New series of thiazole and imidazo[2,1-b]thiazole derivatives were synthesized and tested for their in vitro anticancer activity. Compounds 27, 34, 39 and 42–44 showed the best anticancer activity against the tested cancer cell lines with high safety profile and selectivity indices, especially MCF-7 breast cancer, compared to sorafenib. As an attempt to reveal their mode of cytotoxicity, EGFR, HER2 kinase and DHFR inhibition assays were performed. Compounds 39 and 43 were the most potent dual EGFR/HER2 kinase inhibitors, with IC₅₀ values of 0.153 (EGFR), 0.108 (HER2) and 0.122 (EGFR), 0.078 (HER2) μM, respectively. 39 and 42 were the best DHFR inhibitors showing IC₅₀ 0.291 and 0.123 μM, respectively. 39 and 43 induced their cytotoxicity via cell cycle arrest at G1/S and G1 phases, respectively, and apoptosis rather than necrosis in the MCF-7 breast cancer cell line. In vivo anti-breast cancer assay of 39 and 43 showed significant tumor volume reduction with recovered caspase-3 immunoexpression. Modeling study results proved the importance of the 5-(4-substituted phenyl)-imidazo[2,1-b]thiazole moiety and the hydrazide side chain for the anticancer activity. The most potent compounds showed good drug-likeness features and could be used as prototypes for further optimization. 39 could be an example of a multi-targeting anticancer agent that acts by inhibiting EGFR/HER2 kinase, DHFR enzymes and cellular apoptosis.

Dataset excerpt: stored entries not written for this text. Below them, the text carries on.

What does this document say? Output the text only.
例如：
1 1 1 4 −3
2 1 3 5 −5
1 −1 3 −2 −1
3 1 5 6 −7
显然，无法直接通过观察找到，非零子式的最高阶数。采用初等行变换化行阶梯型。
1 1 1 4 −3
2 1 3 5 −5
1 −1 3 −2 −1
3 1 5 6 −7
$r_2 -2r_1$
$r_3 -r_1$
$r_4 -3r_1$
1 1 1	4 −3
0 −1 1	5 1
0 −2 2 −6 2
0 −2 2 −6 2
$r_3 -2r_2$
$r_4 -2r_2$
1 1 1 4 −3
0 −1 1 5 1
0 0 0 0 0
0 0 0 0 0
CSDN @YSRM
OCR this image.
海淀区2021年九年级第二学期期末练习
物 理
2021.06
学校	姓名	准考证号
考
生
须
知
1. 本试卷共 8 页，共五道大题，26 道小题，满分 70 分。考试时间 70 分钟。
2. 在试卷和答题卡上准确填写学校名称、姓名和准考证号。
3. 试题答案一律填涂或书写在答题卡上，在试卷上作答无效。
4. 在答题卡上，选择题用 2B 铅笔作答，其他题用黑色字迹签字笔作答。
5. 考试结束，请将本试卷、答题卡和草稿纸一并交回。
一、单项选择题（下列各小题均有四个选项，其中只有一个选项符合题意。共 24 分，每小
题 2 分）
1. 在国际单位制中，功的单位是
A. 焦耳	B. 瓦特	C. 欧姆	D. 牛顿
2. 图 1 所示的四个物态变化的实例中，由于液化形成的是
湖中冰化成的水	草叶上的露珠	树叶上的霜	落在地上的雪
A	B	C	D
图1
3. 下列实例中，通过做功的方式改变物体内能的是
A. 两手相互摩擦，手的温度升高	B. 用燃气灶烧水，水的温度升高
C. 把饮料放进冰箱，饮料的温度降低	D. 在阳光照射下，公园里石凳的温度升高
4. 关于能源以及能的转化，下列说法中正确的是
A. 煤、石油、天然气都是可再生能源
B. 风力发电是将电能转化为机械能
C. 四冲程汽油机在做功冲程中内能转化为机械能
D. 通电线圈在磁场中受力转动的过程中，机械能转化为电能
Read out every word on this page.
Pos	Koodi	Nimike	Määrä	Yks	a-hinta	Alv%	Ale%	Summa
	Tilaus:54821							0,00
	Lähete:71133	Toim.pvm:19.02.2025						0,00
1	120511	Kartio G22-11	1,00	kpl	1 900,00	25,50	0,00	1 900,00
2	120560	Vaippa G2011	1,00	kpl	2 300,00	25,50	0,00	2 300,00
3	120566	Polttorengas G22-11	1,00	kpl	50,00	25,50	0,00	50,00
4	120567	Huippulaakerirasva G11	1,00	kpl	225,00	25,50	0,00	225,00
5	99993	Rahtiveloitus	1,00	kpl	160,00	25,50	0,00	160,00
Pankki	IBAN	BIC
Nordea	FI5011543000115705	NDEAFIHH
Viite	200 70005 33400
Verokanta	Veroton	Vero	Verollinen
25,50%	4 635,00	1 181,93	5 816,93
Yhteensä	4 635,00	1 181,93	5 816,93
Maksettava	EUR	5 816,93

合成了新系列的噻唑和咪唑并[2,1- b ]噻唑衍生物，并对其体外抗癌活性进行了测试。与索拉非尼相比，化合物27、34、39和42-44对测试的癌细胞系显示出最佳的抗癌活性，具有高安全性和选择性指数，尤其是 MCF-7 乳腺癌。作为揭示其细胞毒性模式的尝试，进行了EGFR、HER2激酶和DHFR抑制测定。化合物39和43是最有效的双重 EGFR/HER2 激酶抑制剂，IC ₅₀值分别为 0.153 (EGFR)、0.108 (HER2) 和 0.122 (EGFR)、0.078 (HER2) μM。39和42是最好的 DHFR 抑制剂，IC ₅₀分别为 0.291 和 0.123 μM。39和43分别通过G1/S 和 G1 期的细胞周期停滞和 MCF-7 乳腺癌细胞系中的细胞凋亡而不是坏死来诱导它们的细胞毒性。39和43的体内抗乳腺癌试验显示，随着 caspase-3 免疫表达的恢复，肿瘤体积显着减小。建模研究结果证明了5-(4-取代苯基)-咪唑[2,1- b]噻唑部分和酰肼侧链具有抗癌活性。最有效的化合物显示出良好的药物相似特征，可用作进一步优化的原型。39可能是通过抑制 EGFR/HER2 激酶、DHFR 酶和细胞凋亡起作用的多靶向抗癌剂的一个例子。